FWIW my original claim was not that people (neither 80k nor community members) get the rational analysis part wrong. And a career path where actual impact is a few years off should totally get a reduced expected value & rating. (My claim in the initial post is that many of the other paths are still competitive with EA org roles.) There is little actual disagreement that quant trading is a great career.
My worry is that many soft factors may cause people to develop preferences that are not in line with the EV reasoning, and that may reduce motivation and/or lead to people overly focused on jobs at explicit EA employers.

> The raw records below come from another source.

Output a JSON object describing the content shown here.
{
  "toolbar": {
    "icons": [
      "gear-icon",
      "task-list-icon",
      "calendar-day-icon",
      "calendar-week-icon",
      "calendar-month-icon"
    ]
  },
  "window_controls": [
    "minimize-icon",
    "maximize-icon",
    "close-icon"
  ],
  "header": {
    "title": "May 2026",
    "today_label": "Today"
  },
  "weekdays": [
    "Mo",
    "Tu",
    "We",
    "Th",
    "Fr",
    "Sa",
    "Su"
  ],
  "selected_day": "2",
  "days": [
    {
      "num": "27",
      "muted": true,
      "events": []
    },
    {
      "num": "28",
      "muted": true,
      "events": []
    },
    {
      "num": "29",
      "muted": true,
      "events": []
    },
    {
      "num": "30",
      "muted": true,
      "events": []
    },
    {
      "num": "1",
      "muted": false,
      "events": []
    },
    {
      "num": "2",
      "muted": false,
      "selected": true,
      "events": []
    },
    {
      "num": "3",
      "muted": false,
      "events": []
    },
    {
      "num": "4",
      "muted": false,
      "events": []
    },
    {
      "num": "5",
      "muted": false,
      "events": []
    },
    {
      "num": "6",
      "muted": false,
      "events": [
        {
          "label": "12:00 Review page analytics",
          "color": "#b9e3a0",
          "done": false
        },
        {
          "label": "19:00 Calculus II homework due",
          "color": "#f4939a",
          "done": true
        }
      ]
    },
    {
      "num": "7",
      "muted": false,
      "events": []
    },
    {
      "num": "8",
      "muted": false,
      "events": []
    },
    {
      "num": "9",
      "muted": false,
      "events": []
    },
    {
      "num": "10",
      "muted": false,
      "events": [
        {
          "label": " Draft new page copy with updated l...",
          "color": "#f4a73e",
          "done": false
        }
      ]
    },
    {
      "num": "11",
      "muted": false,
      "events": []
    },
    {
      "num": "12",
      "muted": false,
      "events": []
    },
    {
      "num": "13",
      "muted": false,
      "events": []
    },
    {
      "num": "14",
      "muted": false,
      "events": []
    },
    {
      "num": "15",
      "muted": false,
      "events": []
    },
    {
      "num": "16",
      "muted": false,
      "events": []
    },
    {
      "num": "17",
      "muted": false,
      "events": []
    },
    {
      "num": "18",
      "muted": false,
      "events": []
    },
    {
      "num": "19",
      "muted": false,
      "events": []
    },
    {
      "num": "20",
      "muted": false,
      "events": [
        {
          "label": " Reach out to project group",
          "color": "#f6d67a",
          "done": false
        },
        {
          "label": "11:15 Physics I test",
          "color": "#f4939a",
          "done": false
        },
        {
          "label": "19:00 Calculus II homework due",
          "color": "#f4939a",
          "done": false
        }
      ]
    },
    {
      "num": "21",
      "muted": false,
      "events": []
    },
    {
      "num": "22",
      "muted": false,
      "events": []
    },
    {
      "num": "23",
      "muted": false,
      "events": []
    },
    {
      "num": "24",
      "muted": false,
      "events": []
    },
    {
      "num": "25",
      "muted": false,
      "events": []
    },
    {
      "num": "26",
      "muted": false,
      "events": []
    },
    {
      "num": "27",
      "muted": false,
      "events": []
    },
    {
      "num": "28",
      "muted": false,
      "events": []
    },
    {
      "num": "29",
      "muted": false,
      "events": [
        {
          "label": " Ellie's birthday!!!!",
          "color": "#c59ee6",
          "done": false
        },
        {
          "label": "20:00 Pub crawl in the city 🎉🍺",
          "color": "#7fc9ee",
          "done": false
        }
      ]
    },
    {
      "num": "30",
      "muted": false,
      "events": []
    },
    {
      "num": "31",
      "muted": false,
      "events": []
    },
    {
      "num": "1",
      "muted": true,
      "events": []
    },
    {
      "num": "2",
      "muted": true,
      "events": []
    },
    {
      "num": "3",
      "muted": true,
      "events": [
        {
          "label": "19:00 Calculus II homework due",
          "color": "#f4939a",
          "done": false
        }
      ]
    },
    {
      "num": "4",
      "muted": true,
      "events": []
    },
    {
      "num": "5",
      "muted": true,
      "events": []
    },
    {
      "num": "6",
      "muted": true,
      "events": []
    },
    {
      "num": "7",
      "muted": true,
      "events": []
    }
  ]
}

Also, you lack a ‘stamp of approval’ from 80k when you pursue some of these careers that you kind of don’t need when doing a ‘standard’ path like working at CEA/FHI/80k/OPP or do a top ML PhD, even if all of them were rated 10. (In coaching days this was better, because you could just tell your doubting student group leader that this is what 80k wants you to do :) )
Hey Sebastian,
I’m sympathetic to your comment. The fact that (I think) 80k is not making this particular mistake in its IASPC system does not imply that there’s nothing to be concerned about. I think your post as well as some of the comments in other threads do a good job of laying out many of the factors pushing people toward jobs at explicitly EA orgs.